La ambición produjo las fiebres agudas y frenéticas; la envidia, la ictericia y el insomnio; de la pereza provienen los letargos, las parálisis y los desmayos; la cólera dio lugar a los ahogos, a la ebullición de la sangre y a las inflamaciones del pecho; el miedo dio los latidos apresurados del corazón y los síncopes; la vanidad hizo las locuras; la avaricia, la tiña y la sarna; la tristeza dio lugar al escorbuto; la crueldad a la piedra; la calumnia y los falsos testimonios extendieron el sarampión, la viruela y la escarlatina, y a los celos se deben la gangrena, la peste y la rabia. Las desgracias imprevistas dieron lugar a la apoplejía; los procesos, la congestión y la migraña; las deudas dieron las fiebres héticas; el tedio en el matrimonio produjo las cuartanas y el cansancio de los amantes que no se atreven a separarse causó los vapores.
El amor por sí solo ha causado más daños que todo el resto y nadie conseguirá expresarlos; pero como también ha traído consigo los mayores bienes de la vida, en lugar de hablar mal de él, debemos callarnos; debemos temerlo y respetarlo siempre."

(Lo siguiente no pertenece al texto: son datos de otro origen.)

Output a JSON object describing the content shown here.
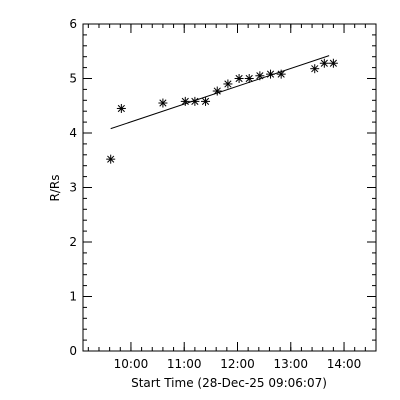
{
  "chart_data": {
    "type": "scatter",
    "title": "",
    "xlabel": "Start Time (28-Dec-25 09:06:07)",
    "ylabel": "R/Rs",
    "xlim": [
      9.1,
      14.6
    ],
    "ylim": [
      0,
      6
    ],
    "x_ticks": [
      {
        "value": 10,
        "label": "10:00"
      },
      {
        "value": 11,
        "label": "11:00"
      },
      {
        "value": 12,
        "label": "12:00"
      },
      {
        "value": 13,
        "label": "13:00"
      },
      {
        "value": 14,
        "label": "14:00"
      }
    ],
    "y_ticks": [
      {
        "value": 0,
        "label": "0"
      },
      {
        "value": 1,
        "label": "1"
      },
      {
        "value": 2,
        "label": "2"
      },
      {
        "value": 3,
        "label": "3"
      },
      {
        "value": 4,
        "label": "4"
      },
      {
        "value": 5,
        "label": "5"
      },
      {
        "value": 6,
        "label": "6"
      }
    ],
    "x_minor_step": 0.2,
    "y_minor_step": 0.2,
    "grid": false,
    "series": [
      {
        "kind": "points",
        "marker": "asterisk",
        "x": [
          9.62,
          9.82,
          10.6,
          11.02,
          11.2,
          11.4,
          11.62,
          11.82,
          12.03,
          12.22,
          12.42,
          12.62,
          12.82,
          13.45,
          13.63,
          13.8
        ],
        "y": [
          3.52,
          4.45,
          4.55,
          4.58,
          4.58,
          4.58,
          4.77,
          4.9,
          5.0,
          5.0,
          5.05,
          5.08,
          5.08,
          5.18,
          5.28,
          5.28
        ]
      },
      {
        "kind": "fit_line",
        "x": [
          9.62,
          13.72
        ],
        "y": [
          4.08,
          5.42
        ]
      }
    ]
  }
}
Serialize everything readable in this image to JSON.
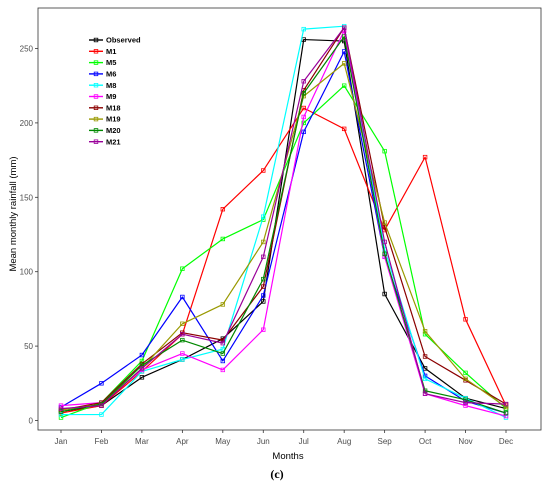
{
  "chart_data": {
    "type": "line",
    "xlabel": "Months",
    "ylabel": "Mean monthly rainfall (mm)",
    "panel_label": "(c)",
    "categories": [
      "Jan",
      "Feb",
      "Mar",
      "Apr",
      "May",
      "Jun",
      "Jul",
      "Aug",
      "Sep",
      "Oct",
      "Nov",
      "Dec"
    ],
    "ylim": [
      -5,
      275
    ],
    "yticks": [
      0,
      50,
      100,
      150,
      200,
      250
    ],
    "grid": false,
    "legend_position": "top-left",
    "series": [
      {
        "name": "Observed",
        "color": "#000000",
        "values": [
          6,
          10,
          29,
          41,
          55,
          80,
          256,
          255,
          85,
          35,
          15,
          8
        ]
      },
      {
        "name": "M1",
        "color": "#ff0000",
        "values": [
          5,
          10,
          33,
          58,
          142,
          168,
          210,
          196,
          128,
          177,
          68,
          10
        ]
      },
      {
        "name": "M5",
        "color": "#00ff00",
        "values": [
          2,
          12,
          40,
          102,
          122,
          135,
          200,
          225,
          181,
          58,
          32,
          8
        ]
      },
      {
        "name": "M6",
        "color": "#0000ff",
        "values": [
          9,
          25,
          44,
          83,
          40,
          84,
          194,
          248,
          110,
          30,
          13,
          5
        ]
      },
      {
        "name": "M8",
        "color": "#00ffff",
        "values": [
          4,
          4,
          33,
          41,
          48,
          137,
          263,
          265,
          115,
          28,
          15,
          2
        ]
      },
      {
        "name": "M9",
        "color": "#ff00ff",
        "values": [
          10,
          12,
          34,
          45,
          34,
          61,
          204,
          262,
          110,
          18,
          10,
          3
        ]
      },
      {
        "name": "M18",
        "color": "#8b0000",
        "values": [
          7,
          12,
          38,
          59,
          54,
          90,
          222,
          264,
          130,
          43,
          27,
          11
        ]
      },
      {
        "name": "M19",
        "color": "#999900",
        "values": [
          7,
          11,
          35,
          65,
          78,
          120,
          218,
          240,
          133,
          60,
          28,
          9
        ]
      },
      {
        "name": "M20",
        "color": "#008800",
        "values": [
          6,
          11,
          37,
          54,
          45,
          95,
          220,
          258,
          112,
          20,
          14,
          5
        ]
      },
      {
        "name": "M21",
        "color": "#990099",
        "values": [
          8,
          10,
          35,
          58,
          52,
          110,
          228,
          264,
          120,
          18,
          12,
          11
        ]
      }
    ]
  }
}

Duque de la Rochefoucauld. Reflexiones o sentencias y Máximas morales (1665)
RESUMIENDO:
CAUSA ---> EFECTO
Ambición ---> Fiebres agudas y frenéticas
Envidia ---> Ictericia, insomnio
Pereza ---> Letargos, parálisis, desmayos
Cólera ---> Ahogos, ebullición de la sangre, inflamaciones del pecho
Miedo ---> Taquicardias, síncopes
Vanidad ---> Locura
Avaricia ---> Tiña, sarna
Tristeza ---> Escorbuto
Crueldad ---> Cálculos de riñón
Calumnia, falsos testimonios ---> Sarampión, viruela, escarlatina
Celos ---> Gangrena, peste, rabia
Desgracias imprevistas ---> Apoplejía
Abogados ---> Congestión, migraña
Deudas ---> Fiebre héctica, o séptica
Tedio en el matrimonio ---> Fiebres cuartanas
Cansancio de los amantes ---> Vapores
En otras palabras: que si vas al médico y éste resulta ser un rochefoucauldiano, pues si tienes mocos pensará que tienes líos con la Justicia, si además te subió la fiebre es que tienes ganas de una canita al aire, o bien que no pagas a la comunidad de propietarios (lo cual coincide con lo de la Justicia); si además te salieron unos granos rojos nuevos, se va confirmando lo de tus problemas con la Justicia, porque te delatarían como perjuro; la tensión alta revelaría que tienes miedo, seguramente de la policía judicial, pensará el médico; y por último tus dificultades para conciliar el sueño -con fiebre, catarro, migraña, granos, etc.- sería achacada por tu médico a la envidia que te corroe. Tu médico te daría una palmadita en la espalda, te pediría que pasaras al cuartito de al lado, y entonces llamaría a la policía. Te acusaría de querer acostarte con la mujer del presidente de la comunidad de propietarios, de querer matar a éste para quedarte con su mujer y su casa, y de paso borrar los archivos donde consta que no pagas la cuota de la basura ni la luz de la escalera, y te detendrán y te llevarán a la cárcel, aunque tú jures ¡y hasta perjures! que sólo querías un Clamoxil.